Data linkage is helping researchers understand the lifelong impact of child abuse and neglect, and how they entrench intergenerational disadvantage.
Every year, 1 in 20 Australian children will be reported to child protection. One in 50 children will be the subject of an investigation by authorities and 1 in 100 will have that report substantiated. Almost 1 in 100 will live in out-of-home care.
Across childhood, from infancy to age 18 years, the children involved with the child protection system are many times higher. For many of these children, their early experiences will have a devastating impact on their health and wellbeing for the rest of their lives.
Professor Leonie Segal, chair of health economics and social policy at the University of South Australia, has spent more than a decade using linked data to study vulnerable children and their families. She says child abuse and neglect have a huge impact on health and social outcomes, from infancy through adolescence and into adulthood.
“The outcomes are absolutely shocking for children with substantiation who have entered out-of-home care,” Professor Segal says. “Although some do better.”
A lifetime of impact
Professor Segal and her colleagues have used linked data to study more than 620,000 people born in South Australia between 1986 and 2017. Known as the iCAN project, the research combined information on births, deaths, hospital admissions, emergency department visits, school attendance, child protection involvement, perinatal information and Centrelink payments. The findings, published in top international journals, paint a shocking picture of the mental and physical health impacts of being abused or neglected as a child.

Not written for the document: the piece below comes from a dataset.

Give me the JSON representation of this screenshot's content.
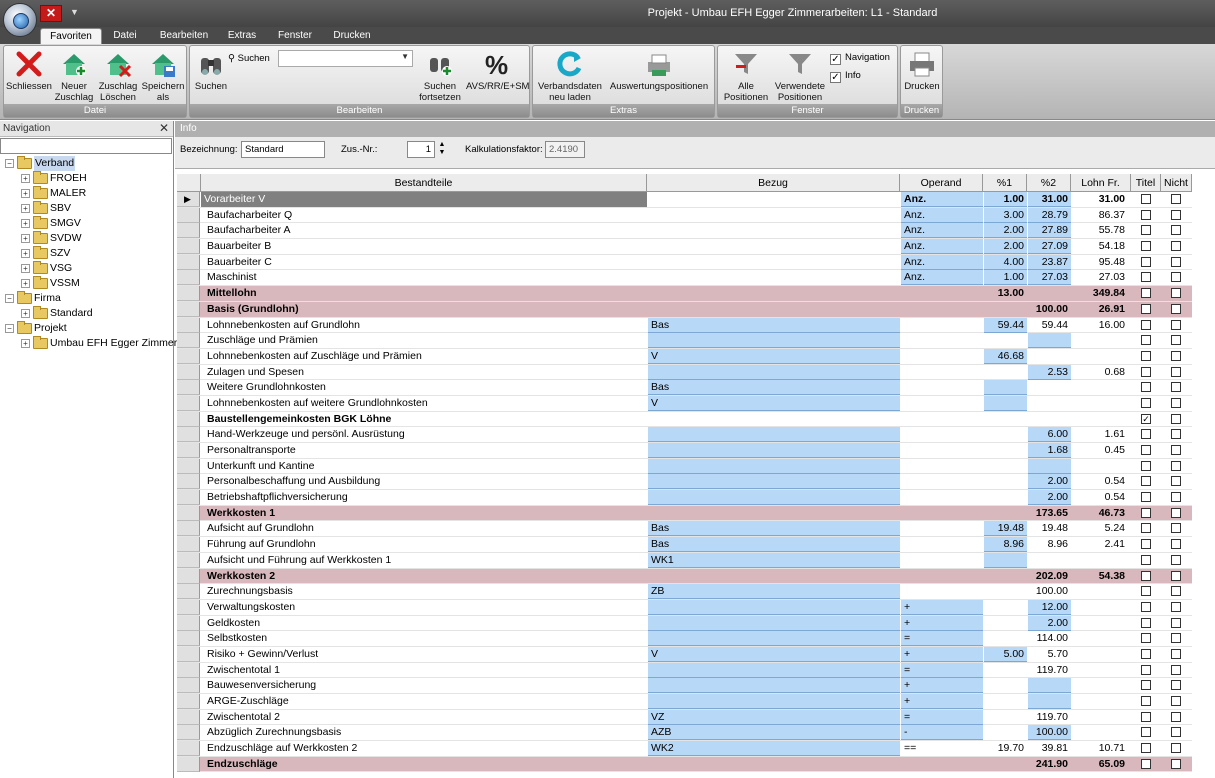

Professor Segal’s research found children who came to the attention of child protection services were three times as likely to die before they turned 16 than those who did not. And if surviving to age 16 years, they were more than twice as likely to die in early adulthood, (before 34 years of age) with particularly high death rates from self-harm and substance abuse, but also from natural causes.
Children known to child protection were less likely to be developmentally ready to start school and more likely to experience chronic truancy in both primary and secondary school. They were also much more likely to end up in the emergency department (ED) or be admitted to hospital, particularly as teenagers and young adults, with many times the risk of an ED presentation for mental health, drug or alcohol-related issues.
The research found these additional hospital visits alone cost the South Australian public hospital system more than $120 million a year (for persons from infancy to 33 years of age).
Intergenerational transmission
Professor Segal said the research also showed how child abuse and neglect entrench intergenerational disadvantage. It found females who were placed in out-of-home care following substantiated abuse or neglect were 26 times as likely to have their own children placed out-of-home care than females who never had come to the attention of child protection. That is after adjusting for factors like socio-economic status.
“These highlight the extraordinary role of intergenerational transmission in creating the next generation of maltreated children” Professor Segal says. “It is not that mothers want to be doing this—mums (and dads) want to do the best for the children. It’s just that the damage associated with their own child abuse history, left untreated (few get the intensive therapeutic services they need), leaves them struggling to parent well.”
Professor Segal says child abuse and neglect is deeply intertwined with mental health, with adversity and harms compounding across a lifetime and generations.
Unreliable memory
Professor Segal says there is no way the research could have been done without data linkage. She says linked data is a relatively low-cost and efficient way of gathering high-quality information, with several advantages over traditional surveys.
For one, it allows researchers to study a wide range of outcomes from infancy, and capturing information on maltreatment from infancy, a time when people simply can’t remember.
Furthermore, those exposed to the most serious abuse, who die early, experience brain damage, become homeless, involved with the justice system, or experience major mental health or substance use issues, will be absent from or under-represented in surveys.
Professor Segal says linked data also lets researchers conduct long-term studies without having to wait for people to grow older, and look at intergenerational impacts.
“Because we can look at a population level, we can get large numbers and explore rare outcomes, such as premature death in childhood or adolescence” she says.
“Only though data linkage can we determine, at the population level, the number of persons in contact with child protection services from infancy through to age 18 years and how that has changed over the decades.”
Informing policy
Professor Segal says with evidence, we can change life trajectories. She argues we don’t need more case finding (we know who these vulnerable infants, children and young people are) or service co-ordination.
Instead, Professor Segal says we urgently need more intensive services to support troubled families, delivered though our maternal and child health programs, early childhood education and care sector, intensive family support and parenting programs, prisons and a range of community settings.
She says we should be intervening with intensive, well-resourced therapeutic services based in trauma theory, combined with social supports, given the range of adversities families experiencing intergenerational abuse typically face.
“These are very, very troubled families and children,” Professor Segal says.
“We need a highly skilful workforce, which we don’t yet have, that understands trauma and how to address complexity.”
Professor Segal says we also need services that are accessible, friendly and compassionate.
“We have very shame-based families who, for good reasons, are very nervous of services,” she says. “We need to make services welcoming and capable and where trusting relationships can be developed.”
“Ultimately without extra resourcing to therapeutically address childhood trauma nothing will change.”